Is image generation possible with regular GPT request through the API? Is that what you did there?
I’m referring to the triggering that prevents me using “not bug bounty” techniques in a straightforward manner to break AI brains and extract programming language back out of an AI that makes images.
You make an AI retype what OpenAI wrote about lots of races and violence just for diversity and safety, the word combo of all those ethnicities alone is flag-worthy.
That’s one degree beyond getting the AI to repeat the image prompt exactly, where DALL-E developers actually give language to jailbreak with. The techniques that allow me to discuss how it actually works.
I used Chat Completions API then call Dall-E 3 API through function calling. The Chat holds the context. Dall-E 3 returns the prompt it used if there is revision, etc. Check revised_prompt from the return value if you want to use it as reference.
I’m building something similar → a design tool which mimics chat-gpt4 interface i.e users can chat and create designs, edit them as they like as they go on chatting.
For example
User response 1: “create an image of a boy playing on beach”
System response 1 :
User response 2: Make the boy look older, but maintain the same design style
System response 2:
For this, how should I go about building this?
Right now i’m just opening up a text box for users and calling DALLE3 API. To enable a chat functionality, will I have to use the revised_prompt of the first image, call GPT to construct a new prompt from {user response 2}, and then submit this prompt to DALLE3 API again?
I’m building a product which will design visuals but will mimic the chatGPT-4 interface. I want the user to be able to chat and visualise the designs.

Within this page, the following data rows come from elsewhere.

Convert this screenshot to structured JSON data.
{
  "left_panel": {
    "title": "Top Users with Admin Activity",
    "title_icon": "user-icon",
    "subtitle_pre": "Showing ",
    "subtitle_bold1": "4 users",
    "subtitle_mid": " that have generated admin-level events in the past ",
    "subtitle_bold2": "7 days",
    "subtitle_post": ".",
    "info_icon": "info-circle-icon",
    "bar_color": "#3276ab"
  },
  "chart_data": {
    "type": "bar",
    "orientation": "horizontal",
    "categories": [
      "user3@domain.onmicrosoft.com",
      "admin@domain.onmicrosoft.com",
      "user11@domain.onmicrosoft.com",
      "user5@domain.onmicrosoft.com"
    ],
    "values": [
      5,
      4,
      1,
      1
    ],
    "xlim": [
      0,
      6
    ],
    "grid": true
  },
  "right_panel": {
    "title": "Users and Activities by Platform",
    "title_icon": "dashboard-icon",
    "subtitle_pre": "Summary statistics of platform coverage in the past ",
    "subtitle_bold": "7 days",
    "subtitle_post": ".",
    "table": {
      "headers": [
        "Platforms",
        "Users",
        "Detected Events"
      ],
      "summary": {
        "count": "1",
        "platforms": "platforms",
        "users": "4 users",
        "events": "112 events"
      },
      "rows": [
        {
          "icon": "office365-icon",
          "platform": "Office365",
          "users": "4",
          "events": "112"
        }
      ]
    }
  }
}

I have integrated with DALLE 3 API, but it is a single shot response i.e it only visualizes the submitted prompt. There is no context of chat history. I’m able to do this with the chatGPT interface (screenshot attached) but I’m not able to re-create this on my own product.
Essentially -
Step 1 → User response 1 : “design a visual of a boy playing on a beach”
Step 2 → I then hit the DALLE 3 API with this prompt to return the desired image.
Step 3-> User response 2 : “remove the sand castles, maintain the same style”
— how do i give a new prompt to DALLE 3 API such that it can create a new visual from above chat history?
Step 4 [DESIRED] → System generates a similar image without sand castles.
1. user: create an image of a boy playing on beach
tool call: CreateImageUsingDallE3({ prompt })
tool output: { image, revised_prompt }
call chat completions and ensure that revised_prompt is included in the response
2. user: make the body older, but maintain the same design style
tool call: CreateImageUsingDallE3({ prompt (should now contain updated version of revised_prompt) })
tool output: { image, revised_prompt }
call chat completions again...
what is important is having the prompt used in image creation in the context so that the AI can build over it.
I join. I have the same problem. I’m trying with very little success to write a program that generates bedtime stories for my son to read together in the evening. The stories are a success. So I decided to illustrate them. I can’t find a way to maintain consistency in the illustrations. The best result via API was to maintain the style. Everything else changes from one image to another. Although the protagonist uses the same descriptive prompt, there is always some difference. For a child they are still wonderful. But it’s a style exercise that I have to be able to complete or my brain will burn thinking about it.